De Paula no dice nada. Se reclina hacia atrás en su silla. Por encima de él, los murales de las paredes representan las escenas de una batalla celestial. Justo encima de su cabeza, un arcángel está pinchando con una lanza el cuello del demonio que tiene bajo los pies.
—Estoy dispuesto a hacer el ridículo delante de todo el mundo —dice por fin—. Pero tengo dos condiciones.
Estrany asiente con la cabeza, como si ya se esperara lo que acaba de decir el inspector.
—Y yo me imagino que una de las condiciones debe de tener que ver con nuestro amigo el capitán Lombardo, ¿no? —dice.
—La primera condición —dice De Paula, entrelazando las manos detrás de la cabeza, como si estuviera pasando una tarde apacible en los toros— es que a Lombardo lo cambien de destinación. Que lo manden a algún sitio muy lejos de aquí. A África quizás, es lo primero que me viene a la cabeza.

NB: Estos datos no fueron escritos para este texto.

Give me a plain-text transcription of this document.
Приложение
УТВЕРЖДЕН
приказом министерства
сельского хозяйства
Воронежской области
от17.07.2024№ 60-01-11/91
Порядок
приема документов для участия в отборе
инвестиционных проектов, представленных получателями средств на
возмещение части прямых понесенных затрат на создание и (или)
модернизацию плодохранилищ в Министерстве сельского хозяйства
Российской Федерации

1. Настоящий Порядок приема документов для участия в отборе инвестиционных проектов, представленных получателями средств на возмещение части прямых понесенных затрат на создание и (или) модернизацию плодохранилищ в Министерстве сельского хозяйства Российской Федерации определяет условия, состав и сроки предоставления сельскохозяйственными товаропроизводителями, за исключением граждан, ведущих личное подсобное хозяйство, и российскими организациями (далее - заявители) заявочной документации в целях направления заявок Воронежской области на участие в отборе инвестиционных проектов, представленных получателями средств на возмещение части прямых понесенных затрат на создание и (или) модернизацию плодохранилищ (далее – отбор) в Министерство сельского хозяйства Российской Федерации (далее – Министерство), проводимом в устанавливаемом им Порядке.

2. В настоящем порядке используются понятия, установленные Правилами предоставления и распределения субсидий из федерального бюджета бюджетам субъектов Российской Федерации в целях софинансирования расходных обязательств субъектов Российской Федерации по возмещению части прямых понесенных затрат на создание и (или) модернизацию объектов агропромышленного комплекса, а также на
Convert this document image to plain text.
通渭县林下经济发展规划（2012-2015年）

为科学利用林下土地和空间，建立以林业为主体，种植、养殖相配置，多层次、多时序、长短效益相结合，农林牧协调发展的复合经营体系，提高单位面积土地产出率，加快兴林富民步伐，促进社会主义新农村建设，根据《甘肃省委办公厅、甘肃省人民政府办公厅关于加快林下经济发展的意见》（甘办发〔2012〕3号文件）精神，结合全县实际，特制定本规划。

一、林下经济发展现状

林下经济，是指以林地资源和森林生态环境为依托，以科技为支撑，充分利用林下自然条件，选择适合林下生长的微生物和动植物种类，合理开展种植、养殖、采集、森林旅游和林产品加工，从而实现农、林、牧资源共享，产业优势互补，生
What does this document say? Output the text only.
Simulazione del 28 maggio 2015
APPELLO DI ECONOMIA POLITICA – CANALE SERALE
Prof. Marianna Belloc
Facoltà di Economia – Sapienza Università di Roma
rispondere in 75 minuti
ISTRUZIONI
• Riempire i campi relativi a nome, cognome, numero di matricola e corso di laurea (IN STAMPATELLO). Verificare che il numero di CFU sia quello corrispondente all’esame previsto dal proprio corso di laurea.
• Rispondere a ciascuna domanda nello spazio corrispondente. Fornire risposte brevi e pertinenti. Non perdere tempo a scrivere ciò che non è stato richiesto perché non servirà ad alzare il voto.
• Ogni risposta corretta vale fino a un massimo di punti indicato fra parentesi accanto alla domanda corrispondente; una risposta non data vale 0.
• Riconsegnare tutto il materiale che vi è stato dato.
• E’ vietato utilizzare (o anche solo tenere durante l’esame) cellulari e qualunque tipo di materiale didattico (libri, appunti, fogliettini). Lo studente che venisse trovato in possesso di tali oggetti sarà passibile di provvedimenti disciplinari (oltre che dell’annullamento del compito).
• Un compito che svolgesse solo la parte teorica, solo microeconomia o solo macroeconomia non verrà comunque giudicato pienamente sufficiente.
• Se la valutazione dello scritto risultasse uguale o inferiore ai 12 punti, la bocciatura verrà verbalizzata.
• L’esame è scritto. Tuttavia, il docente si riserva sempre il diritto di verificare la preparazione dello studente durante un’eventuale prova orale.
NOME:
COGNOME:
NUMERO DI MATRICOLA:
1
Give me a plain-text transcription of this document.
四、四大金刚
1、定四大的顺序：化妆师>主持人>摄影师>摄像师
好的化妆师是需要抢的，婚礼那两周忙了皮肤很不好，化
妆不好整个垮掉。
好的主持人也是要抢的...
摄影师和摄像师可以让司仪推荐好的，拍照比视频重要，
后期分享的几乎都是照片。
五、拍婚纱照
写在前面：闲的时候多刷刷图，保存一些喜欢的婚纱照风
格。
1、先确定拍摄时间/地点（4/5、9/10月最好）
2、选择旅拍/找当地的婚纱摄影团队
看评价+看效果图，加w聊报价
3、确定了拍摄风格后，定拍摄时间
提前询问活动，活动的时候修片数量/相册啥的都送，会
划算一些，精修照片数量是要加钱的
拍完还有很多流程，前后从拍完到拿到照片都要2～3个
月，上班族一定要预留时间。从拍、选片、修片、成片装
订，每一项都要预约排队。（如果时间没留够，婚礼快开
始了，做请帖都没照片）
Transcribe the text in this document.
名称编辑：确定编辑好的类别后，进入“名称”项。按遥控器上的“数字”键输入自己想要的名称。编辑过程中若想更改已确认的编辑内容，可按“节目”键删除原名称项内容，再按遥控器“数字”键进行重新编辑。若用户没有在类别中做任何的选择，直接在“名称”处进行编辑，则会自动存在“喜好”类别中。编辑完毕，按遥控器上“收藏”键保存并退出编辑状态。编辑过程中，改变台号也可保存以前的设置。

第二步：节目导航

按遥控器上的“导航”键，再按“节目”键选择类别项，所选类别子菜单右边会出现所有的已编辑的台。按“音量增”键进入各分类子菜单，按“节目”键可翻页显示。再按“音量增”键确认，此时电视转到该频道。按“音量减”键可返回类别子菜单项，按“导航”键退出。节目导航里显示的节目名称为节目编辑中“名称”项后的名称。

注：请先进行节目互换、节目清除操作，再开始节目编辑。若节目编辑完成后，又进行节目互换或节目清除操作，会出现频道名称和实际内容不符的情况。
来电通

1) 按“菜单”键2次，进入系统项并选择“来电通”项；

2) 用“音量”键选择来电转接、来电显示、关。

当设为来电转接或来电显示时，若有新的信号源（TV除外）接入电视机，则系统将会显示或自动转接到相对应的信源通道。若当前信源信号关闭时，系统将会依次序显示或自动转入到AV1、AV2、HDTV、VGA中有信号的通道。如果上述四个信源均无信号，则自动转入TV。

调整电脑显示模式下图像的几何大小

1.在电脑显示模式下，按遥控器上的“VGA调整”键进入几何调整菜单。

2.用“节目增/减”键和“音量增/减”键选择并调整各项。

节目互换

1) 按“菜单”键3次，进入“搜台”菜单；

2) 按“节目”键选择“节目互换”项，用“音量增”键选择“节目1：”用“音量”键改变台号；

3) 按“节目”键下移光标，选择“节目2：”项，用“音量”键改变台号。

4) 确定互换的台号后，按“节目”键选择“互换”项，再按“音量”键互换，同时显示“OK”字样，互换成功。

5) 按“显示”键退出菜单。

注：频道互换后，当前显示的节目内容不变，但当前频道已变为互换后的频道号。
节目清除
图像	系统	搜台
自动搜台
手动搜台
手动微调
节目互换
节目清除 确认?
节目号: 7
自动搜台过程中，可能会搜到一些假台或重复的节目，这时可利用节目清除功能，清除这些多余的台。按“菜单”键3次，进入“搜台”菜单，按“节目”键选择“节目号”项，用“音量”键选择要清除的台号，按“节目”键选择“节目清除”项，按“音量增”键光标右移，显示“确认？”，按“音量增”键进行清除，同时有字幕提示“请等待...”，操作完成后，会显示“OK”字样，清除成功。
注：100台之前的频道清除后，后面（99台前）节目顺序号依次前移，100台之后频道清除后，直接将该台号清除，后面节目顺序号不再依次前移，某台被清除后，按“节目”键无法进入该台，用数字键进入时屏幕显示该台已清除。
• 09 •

Estrany se quita la servilleta que lleva metida por el cuello de la camisa. Se saca una cigarrera de plata del bolsillo del chaleco y le ofrece un caliqueño a De Paula, que se inclina sobre la mesa para cogerlo. De Paula guiña los ojos con el cigarro en los labios y se dedica a darle vueltas con la mano mientras el otro se lo enciende laboriosamente con el yesquero. Por fin abre los ojos y expulsa una nubecilla de humo que se eleva entre los serafines y los demonios de las paredes. Los otros dos hombres lo están mirando con caras expectantes.
—¿Y la segunda condición? —dice Estrany, guardándose la pitillera.
—La segunda condición —dice De Paula desde el centro de la nube de humo— es que quiero ser yo quien saque al Trasgo de la cárcel. Yo lo metí y yo lo quiero sacar.